El sur del Loop todavía no había atraído a ese tipo de tiendas cursis que abren los sábados por la tarde. No tuve ninguna dificultad en aparcar frente al edificio Pulteney. No tenemos portero ni guardia de seguridad para mantenerlo abierto durante el fin de semana. El iracundo encargado, Tom Czarnik, cierra con llave al mediodía del sábado y vuelve a abrir el lunes por la mañana a las siete. Ocasionalmente se las arregla para que alguien pase una fregona por el suelo del vestíbulo. Busqué entre mis llaves la grande de latón que abre el cerrojo de seguridad y forcejeé con la dura cerradura. Cada vez que voy y es sábado me propongo llevarme una lata de grafito para lubricar la cerradura, pero lo hago tan raras veces que entre una y otra se me olvida.

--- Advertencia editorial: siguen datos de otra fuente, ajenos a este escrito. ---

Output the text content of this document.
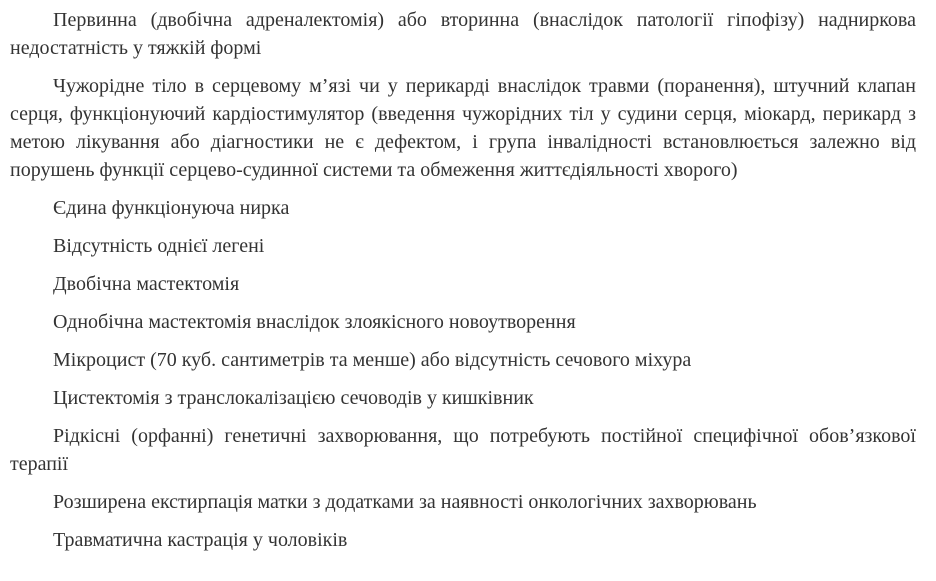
Первинна (двобічна адреналектомія) або вторинна (внаслідок патології гіпофізу) надниркова недостатність у тяжкій формі

Чужорідне тіло в серцевому м’язі чи у перикарді внаслідок травми (поранення), штучний клапан серця, функціонуючий кардіостимулятор (введення чужорідних тіл у судини серця, міокард, перикард з метою лікування або діагностики не є дефектом, і група інвалідності встановлюється залежно від порушень функції серцево-судинної системи та обмеження життєдіяльності хворого)

Єдина функціонуюча нирка

Відсутність однієї легені

Двобічна мастектомія

Однобічна мастектомія внаслідок злоякісного новоутворення

Мікроцист (70 куб. сантиметрів та менше) або відсутність сечового міхура

Цистектомія з транслокалізацією сечоводів у кишківник

Рідкісні (орфанні) генетичні захворювання, що потребують постійної специфічної обов’язкової терапії

Розширена екстирпація матки з додатками за наявності онкологічних захворювань

Травматична кастрація у чоловіків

Czarnik había cortado la corriente del ascensor y cerrado la salida de incendios al pie de la escalera. No lo hace por ser celoso de la seguridad, sino por una acerba enemistad hacia todos los inquilinos. Ya hacía tiempo que había conseguido hacerme unas llaves tanto del ascensor como de las escaleras, pero subí por las escaleras: el ascensor es demasiado dudoso y no me apetecía pasar las siguientes diecisiete horas encerrada en él.
Una vez en mi oficina, intenté comunicarme con Murray Ryerson en el Herald-Star. No estaba ni en el trabajo ni en su casa. Dejé mensajes en ambos sitios y le quité la funda a la vieja Olivetti de mi madre, la obsoleta máquina de escribir que utilizo para mis facturas y mi correspondencia. Era uno de los pocos legados tangibles que tenía de ella; su presencia me había reconfortado durante mis seis años en la Universidad de Chicago. Incluso ahora no puedo decidirme a sustituirla por un ordenador, y menos aún por una máquina eléctrica. Además, su uso me fortalece la mano con que empuño el revólver.